According to the Economic Policy Institute, the average annual cost of infant care in Washington, DC, is $24,243, while care for an infant and a 4-year-old costs $43,355. A minimum wage worker in our city would need to work full time for 40 weeks, or from January to October, just to pay for child care for one infant. Under BBB, these investments and safeguards would become available to an unprecedented number of American families, bolstering the early learning system directly and the system of higher education by way of parents like Araceli.

By reducing the financial and psychological stress of securing reliable care, BBB eliminates a central barrier to student parents’ academic performance and matriculation. In one fell swoop, it eradicates so many hurdles and distractions experienced by Araceli and her children. Both mother and child gain greater economic mobility, a richer, more focused classroom experience, and a better chance of navigating through a myriad of systemic barriers. Research shows that a parent’s level of educational attainment is the most important factor in predicting how far a child will progress. In recognizing the student-parent experience, it becomes clear that BBB empowers us as a nation to invest in the education and earning potential of two generations at once.

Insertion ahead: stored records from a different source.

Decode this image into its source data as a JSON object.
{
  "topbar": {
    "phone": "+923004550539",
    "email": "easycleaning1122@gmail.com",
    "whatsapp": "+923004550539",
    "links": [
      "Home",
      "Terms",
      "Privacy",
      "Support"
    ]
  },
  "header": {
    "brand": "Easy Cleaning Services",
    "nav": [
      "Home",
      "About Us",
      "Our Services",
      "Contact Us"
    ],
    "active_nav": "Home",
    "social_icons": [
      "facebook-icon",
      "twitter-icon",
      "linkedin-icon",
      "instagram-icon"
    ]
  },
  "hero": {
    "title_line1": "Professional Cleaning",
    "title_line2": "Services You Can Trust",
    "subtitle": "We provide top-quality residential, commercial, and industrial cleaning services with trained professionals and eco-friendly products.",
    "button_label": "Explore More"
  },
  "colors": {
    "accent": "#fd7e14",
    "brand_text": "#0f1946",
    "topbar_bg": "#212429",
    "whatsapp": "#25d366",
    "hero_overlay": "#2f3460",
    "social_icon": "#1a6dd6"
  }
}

Each day, we are bombarded by a mélange of familiar challenges and unprecedented disruptions, but America’s ability to fully realize an economic recovery from this pandemic will require looking at our perennial issues through a new lens. About 65% of all jobs in the U.S. require a postsecondary education and training beyond high school, and those who have suffered most in this pandemic have been those without a postsecondary credential — Black and Latinx mothers specifically. Childcare is not just about getting people to work; it’s also about getting people to class and to the graduation stage, particularly those who have been most excluded from these educational opportunities. Policymakers and thought leaders throughout the country should seize this pivotal and promising moment for change.

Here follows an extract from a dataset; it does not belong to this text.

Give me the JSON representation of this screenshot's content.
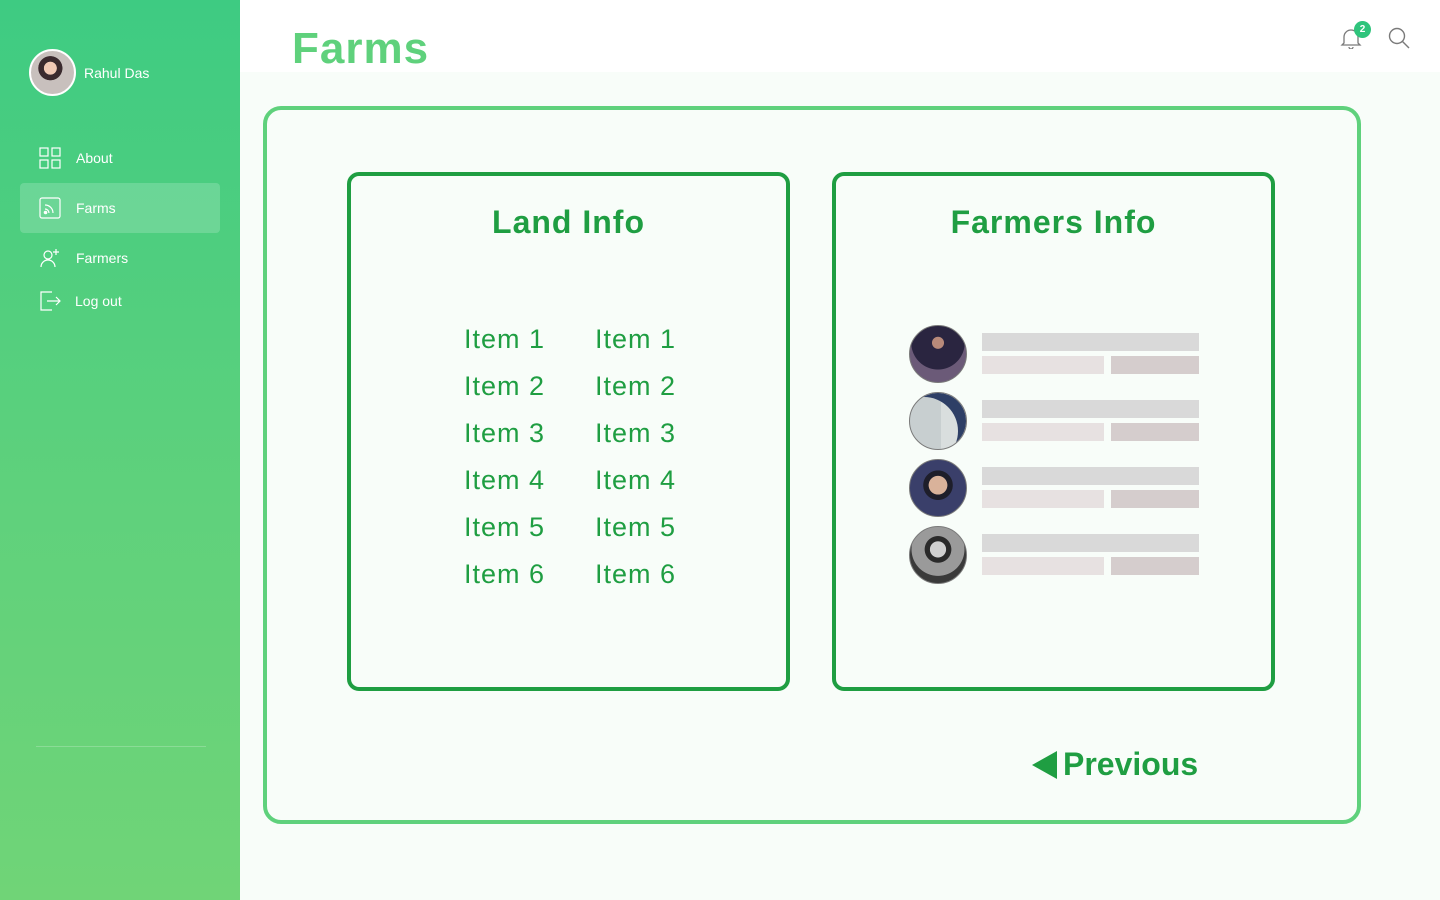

By my senior year of college, I could no longer afford the $800 in monthly daycare tuition for my daughter. I was on the dean’s list, student teaching at a local high school and working on an honors thesis, but lack of childcare almost made it all disappear. It wasn’t until I was able to enroll my daughter in Williamsburg’s Head Start program, reducing my monthly bill to just $25 a month, that I was able to breathe a little easier and focus on my last few classes. While holding my daughter’s hand, I graduated with high honors just a few months later.

Now, we have the opportunity — and the responsibility — to remove barriers for Araceli and the millions of promising students just like her to finally realize their full potential and for America to do the same.


Nicole Lynn Lewis is the founder of Generation Hope, an organization dedicated to ensuring that all student parents have opportunities to succeed and experience economic mobility.